Schwere Verbrennungen sollten grundsätzlich in einem Brandverletztenzentrum versorgt werden.
Therapie von Verbrennungen
Erstmaßnahmen bei einer Verbrennung sollten neben der Wahrung des Eigenschutzes die Sicherung der Vitalfunktionen (gegebenenfalls durch Intubation), Entfernung der Kleidung und das sterile Abdecken der Wunden sein. Eine Beatmung mit 100 %-igem Sauerstoff ist sinnvoll, ebenso wie der rechtzeitige Volumenersatz und eine Analgesie. Die weitere Versorgung kann je nach Schwere der Verbrennungen in einem Brandverletztenzentrum oder normalen Krankenhaus erfolgen. (s.o.)

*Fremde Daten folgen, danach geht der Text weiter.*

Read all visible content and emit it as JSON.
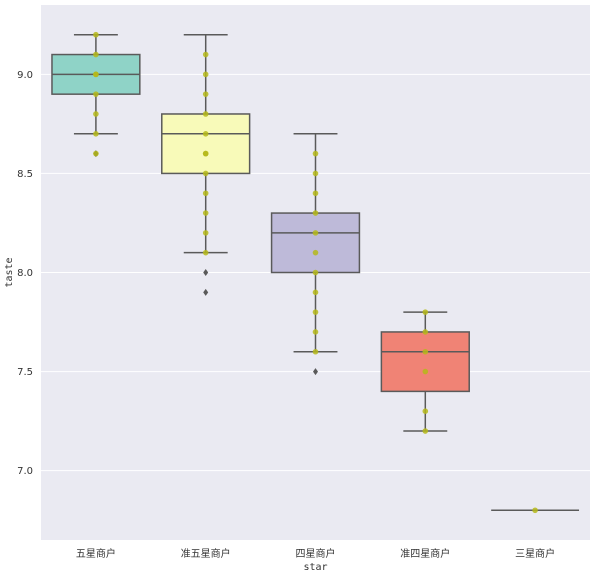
{
  "chart_data": {
    "type": "box",
    "title": "",
    "xlabel": "star",
    "ylabel": "taste",
    "ylim": [
      6.65,
      9.35
    ],
    "yticks": [
      7.0,
      7.5,
      8.0,
      8.5,
      9.0
    ],
    "ytick_labels": [
      "7.0",
      "7.5",
      "8.0",
      "8.5",
      "9.0"
    ],
    "grid": true,
    "categories": [
      "五星商户",
      "准五星商户",
      "四星商户",
      "准四星商户",
      "三星商户"
    ],
    "colors": [
      "#8fd3c7",
      "#f8fab9",
      "#bebad9",
      "#f08375",
      "#7fb0d3"
    ],
    "strip_color": "#b5b81a",
    "boxes": [
      {
        "q1": 8.9,
        "median": 9.0,
        "q3": 9.1,
        "whisker_low": 8.7,
        "whisker_high": 9.2,
        "fliers": [
          8.6
        ],
        "points": [
          9.2,
          9.1,
          9.0,
          9.0,
          8.9,
          8.8,
          8.7,
          8.6
        ]
      },
      {
        "q1": 8.5,
        "median": 8.7,
        "q3": 8.8,
        "whisker_low": 8.1,
        "whisker_high": 9.2,
        "fliers": [
          8.0,
          7.9
        ],
        "points": [
          9.1,
          9.0,
          8.9,
          8.8,
          8.7,
          8.6,
          8.6,
          8.5,
          8.4,
          8.3,
          8.2,
          8.1
        ]
      },
      {
        "q1": 8.0,
        "median": 8.2,
        "q3": 8.3,
        "whisker_low": 7.6,
        "whisker_high": 8.7,
        "fliers": [
          7.5
        ],
        "points": [
          8.6,
          8.5,
          8.4,
          8.3,
          8.2,
          8.1,
          8.0,
          7.9,
          7.8,
          7.7,
          7.6
        ]
      },
      {
        "q1": 7.4,
        "median": 7.6,
        "q3": 7.7,
        "whisker_low": 7.2,
        "whisker_high": 7.8,
        "fliers": [],
        "points": [
          7.8,
          7.7,
          7.6,
          7.5,
          7.3,
          7.2
        ]
      },
      {
        "q1": 6.8,
        "median": 6.8,
        "q3": 6.8,
        "whisker_low": 6.8,
        "whisker_high": 6.8,
        "fliers": [],
        "points": [
          6.8
        ]
      }
    ]
  }
}
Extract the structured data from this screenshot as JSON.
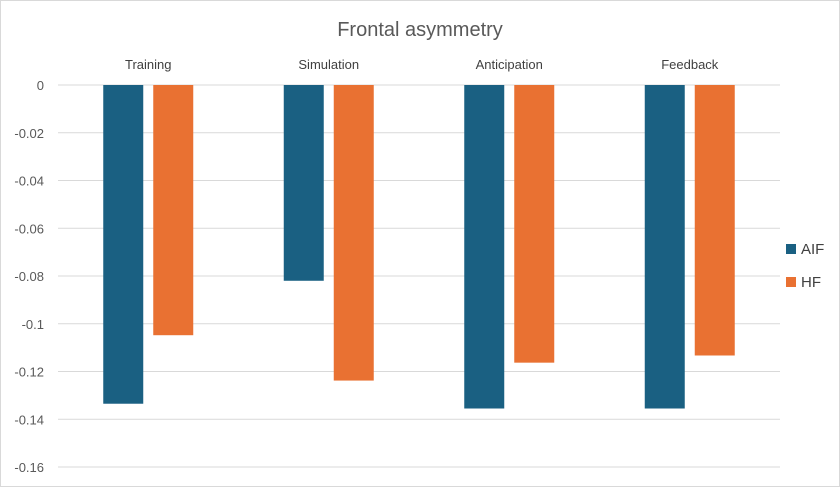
{
  "chart_data": {
    "type": "bar",
    "title": "Frontal asymmetry",
    "categories": [
      "Training",
      "Simulation",
      "Anticipation",
      "Feedback"
    ],
    "series": [
      {
        "name": "AIF",
        "color": "#1a6082",
        "values": [
          -0.1335,
          -0.082,
          -0.1355,
          -0.1355
        ]
      },
      {
        "name": "HF",
        "color": "#e97132",
        "values": [
          -0.1048,
          -0.1238,
          -0.1163,
          -0.1133
        ]
      }
    ],
    "ylim": [
      -0.16,
      0
    ],
    "yticks": [
      0,
      -0.02,
      -0.04,
      -0.06,
      -0.08,
      -0.1,
      -0.12,
      -0.14,
      -0.16
    ],
    "ytick_labels": [
      "0",
      "-0.02",
      "-0.04",
      "-0.06",
      "-0.08",
      "-0.1",
      "-0.12",
      "-0.14",
      "-0.16"
    ],
    "grid": true,
    "legend_position": "right",
    "category_label_position": "top"
  }
}
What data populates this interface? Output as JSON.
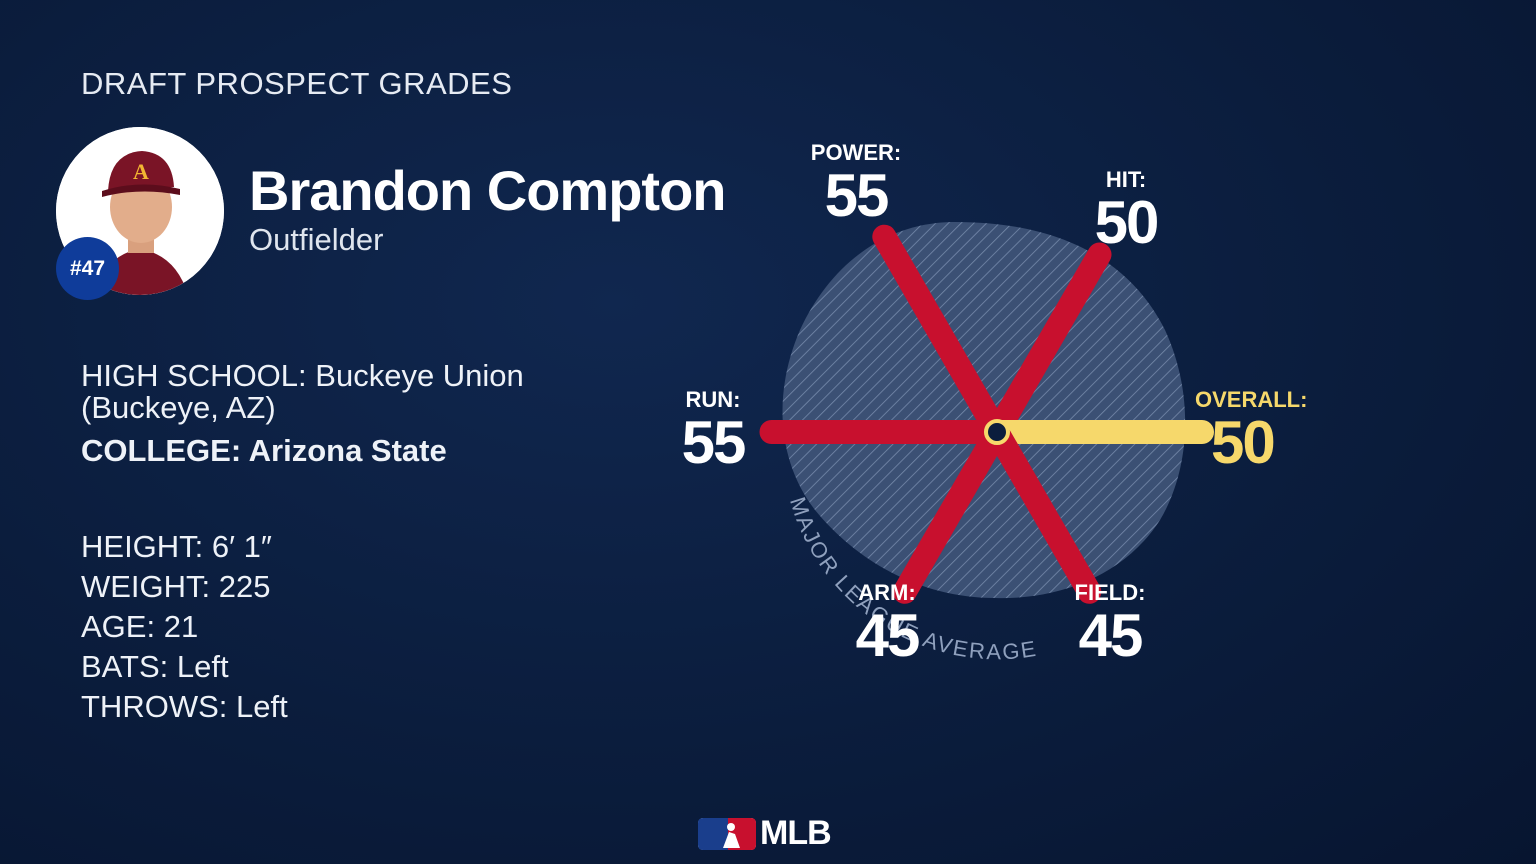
{
  "header": {
    "title": "DRAFT PROSPECT GRADES"
  },
  "player": {
    "name": "Brandon Compton",
    "position": "Outfielder",
    "jersey": "#47",
    "school_label": "HIGH SCHOOL:",
    "school_value": "Buckeye Union (Buckeye, AZ)",
    "college_label": "COLLEGE:",
    "college_value": "Arizona State",
    "stats": [
      {
        "label": "HEIGHT:",
        "value": "6′ 1″"
      },
      {
        "label": "WEIGHT:",
        "value": "225"
      },
      {
        "label": "AGE:",
        "value": "21"
      },
      {
        "label": "BATS:",
        "value": "Left"
      },
      {
        "label": "THROWS:",
        "value": "Left"
      }
    ]
  },
  "colors": {
    "background": "#0b1d3d",
    "tool_bar": "#c8102e",
    "overall_bar": "#f6d86b",
    "average_area": "#4a5f82",
    "badge": "#0f3c9a"
  },
  "chart_data": {
    "type": "radial-bar",
    "reference_label": "MAJOR LEAGUE AVERAGE",
    "reference_value": 50,
    "grades": [
      {
        "label": "POWER:",
        "value": 55
      },
      {
        "label": "HIT:",
        "value": 50
      },
      {
        "label": "OVERALL:",
        "value": 50,
        "highlight": true
      },
      {
        "label": "FIELD:",
        "value": 45
      },
      {
        "label": "ARM:",
        "value": 45
      },
      {
        "label": "RUN:",
        "value": 55
      }
    ]
  },
  "footer": {
    "logo_text": "MLB"
  }
}
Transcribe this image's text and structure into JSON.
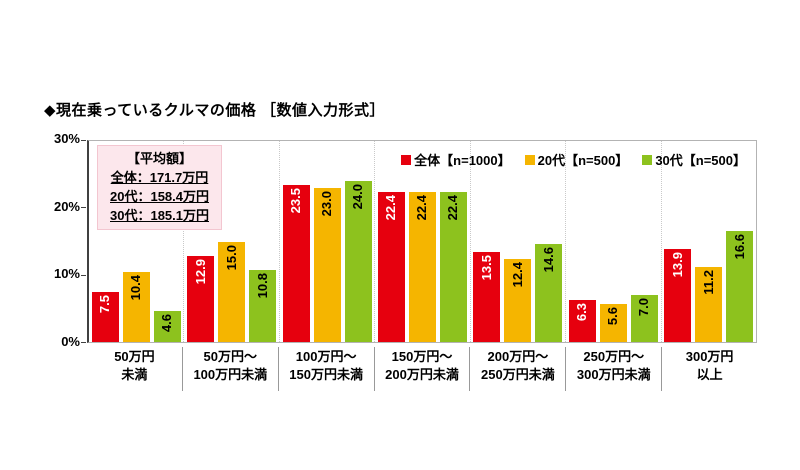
{
  "title": "◆現在乗っているクルマの価格 ［数値入力形式］",
  "average_box": {
    "heading": "【平均額】",
    "lines": [
      "全体：171.7万円",
      "20代：158.4万円",
      "30代：185.1万円"
    ]
  },
  "colors": {
    "red": "#e6000e",
    "yellow": "#f5b500",
    "green": "#8dc21e",
    "avg_box_bg": "#fce7ec",
    "avg_box_border": "#f3c6d0",
    "plot_border": "#b3b3b3",
    "axis": "#404040",
    "gridline": "#c9c9c9",
    "separator": "#999999"
  },
  "chart_data": {
    "type": "bar",
    "title": "◆現在乗っているクルマの価格 ［数値入力形式］",
    "categories": [
      [
        "50万円",
        "未満"
      ],
      [
        "50万円～",
        "100万円未満"
      ],
      [
        "100万円～",
        "150万円未満"
      ],
      [
        "150万円～",
        "200万円未満"
      ],
      [
        "200万円～",
        "250万円未満"
      ],
      [
        "250万円～",
        "300万円未満"
      ],
      [
        "300万円",
        "以上"
      ]
    ],
    "series": [
      {
        "name": "全体【n=1000】",
        "color": "#e6000e",
        "label_color": "#ffffff",
        "values": [
          7.5,
          12.9,
          23.5,
          22.4,
          13.5,
          6.3,
          13.9
        ],
        "value_labels": [
          "7.5",
          "12.9",
          "23.5",
          "22.4",
          "13.5",
          "6.3",
          "13.9"
        ]
      },
      {
        "name": "20代【n=500】",
        "color": "#f5b500",
        "label_color": "#000000",
        "values": [
          10.4,
          15.0,
          23.0,
          22.4,
          12.4,
          5.6,
          11.2
        ],
        "value_labels": [
          "10.4",
          "15.0",
          "23.0",
          "22.4",
          "12.4",
          "5.6",
          "11.2"
        ]
      },
      {
        "name": "30代【n=500】",
        "color": "#8dc21e",
        "label_color": "#000000",
        "values": [
          4.6,
          10.8,
          24.0,
          22.4,
          14.6,
          7.0,
          16.6
        ],
        "value_labels": [
          "4.6",
          "10.8",
          "24.0",
          "22.4",
          "14.6",
          "7.0",
          "16.6"
        ]
      }
    ],
    "ylim": [
      0,
      30
    ],
    "yticks": [
      "30%",
      "20%",
      "10%",
      "0%"
    ],
    "yaxis_unit": "%",
    "grid": "vertical dotted lines between categories",
    "legend_position": "top-right inside plot"
  }
}
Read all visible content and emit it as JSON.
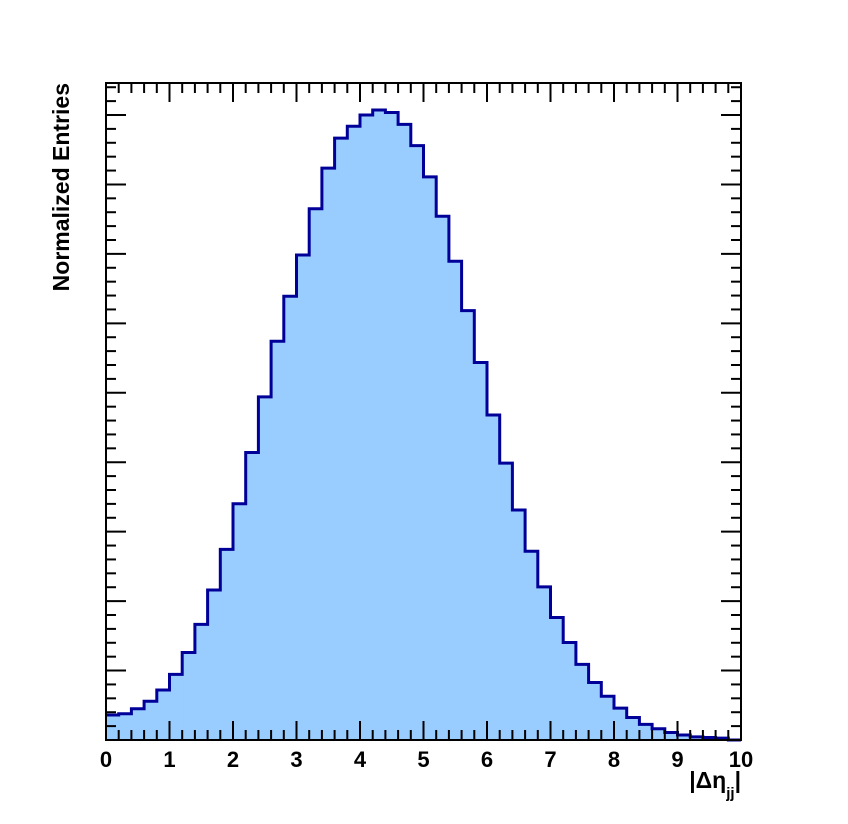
{
  "chart_data": {
    "type": "histogram",
    "title": "",
    "xlabel": "|Δη_jj|",
    "xlabel_parts": {
      "open": "|Δη",
      "sub": "jj",
      "close": "|"
    },
    "ylabel": "Normalized Entries",
    "xlim": [
      0,
      10
    ],
    "ylim": [
      0,
      1.0
    ],
    "x_ticks": [
      "0",
      "1",
      "2",
      "3",
      "4",
      "5",
      "6",
      "7",
      "8",
      "9",
      "10"
    ],
    "y_tick_labels_shown": false,
    "grid": false,
    "fill_color": "#99ccff",
    "line_color": "#000099",
    "bin_width": 0.2,
    "values": [
      0.04,
      0.042,
      0.05,
      0.062,
      0.08,
      0.105,
      0.14,
      0.185,
      0.24,
      0.305,
      0.378,
      0.46,
      0.549,
      0.638,
      0.71,
      0.776,
      0.85,
      0.915,
      0.963,
      0.982,
      1.0,
      1.008,
      1.004,
      0.985,
      0.951,
      0.901,
      0.838,
      0.766,
      0.687,
      0.604,
      0.52,
      0.443,
      0.368,
      0.302,
      0.245,
      0.196,
      0.156,
      0.121,
      0.092,
      0.07,
      0.051,
      0.036,
      0.025,
      0.018,
      0.012,
      0.008,
      0.005,
      0.004,
      0.003,
      0.0
    ]
  }
}
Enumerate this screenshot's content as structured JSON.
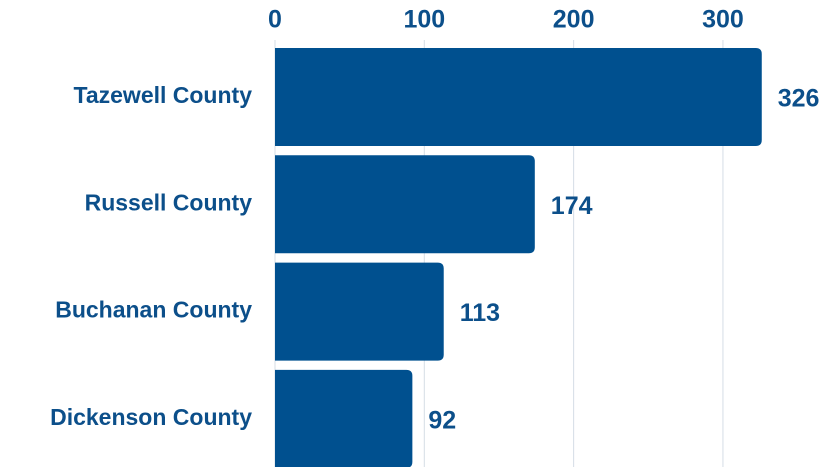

Mit der Kühlung des Brandverletzten sollte man aus zwei Gründen vorsichtig umgehen: Zum einen sorgt Kühlung dafür, dass das sogenannte Nachbrennen, also die Schädigung des Umgebungsgewebes, sich in tiefere Hautschichten ausbreitet. Zum anderen kann der Patient durch zu lange Kühlung und fehlenden Schutz durch verbrannte Hautflächen schnell in die Hypothermie rutschen.
Stromschlag
Bei Elektrounfällen findet sich ein Mischbild aus thermischen (lokale Verbrennungen) und elektrischen Schädigungen (Herzrhythmusstörungen). Die Schwere der Verletzungen hängt dabei von der Stromspannung (Niederspannung < 1000 V= Haushaltsstrom, Hochspannung > 1000V, Blitzschlag), der Stromstärke, der Dauer der Einwirkung, der Berührungsfläche und sonstigen allgemeinen Faktoren wie Feuchtigkeit und Leitfähigkeit der Haut ab. Mögliche Folgen sind:
- Verbrennungen
- Herzrhythmusstörungen (Kammerflimmern) und Asystolie
- Muskelschädigungen in Folge Muskelkontraktionen
- ZNS-Schäden mit Bewusstseinsstörungen
Hinzu kommen oft sekundäre Schädigungen durch Stürze (z.B. Frakturen, innere Verletzungen). Als Strommarken bezeichnet man die Verletzungen an der Haut, die durch Ein- und Austritt des Stroms erfolgen. Bei einem Blitzschlag sieht man oft eine sogenannte Blitzfigur als farnkrautartige Verzweigungen auf der Haut.
Therapie
An oberster Stelle in der Versorgung verunfallter Personen steht der Eigenschutz. Vor einer Bergung des Patienten aus der Gefahrenzone muss die Unterbrechung des Stromkreises gesichert sein. Im Rahmen von Hochspannungsunfällen ist diese durch hinzugerufenes Fachpersonal durchzuführen. Die anschließenden Maßnahmen ähneln denen bei Verbrennungen. Zusätzlich müssen evtl. Herzrhythmusstörung behandelt (CPR) und etwaige Begleitverletzungen (z.B. Frakturen) durch geeignete Maßnahmen (Richten, Schienung) versorgt werden.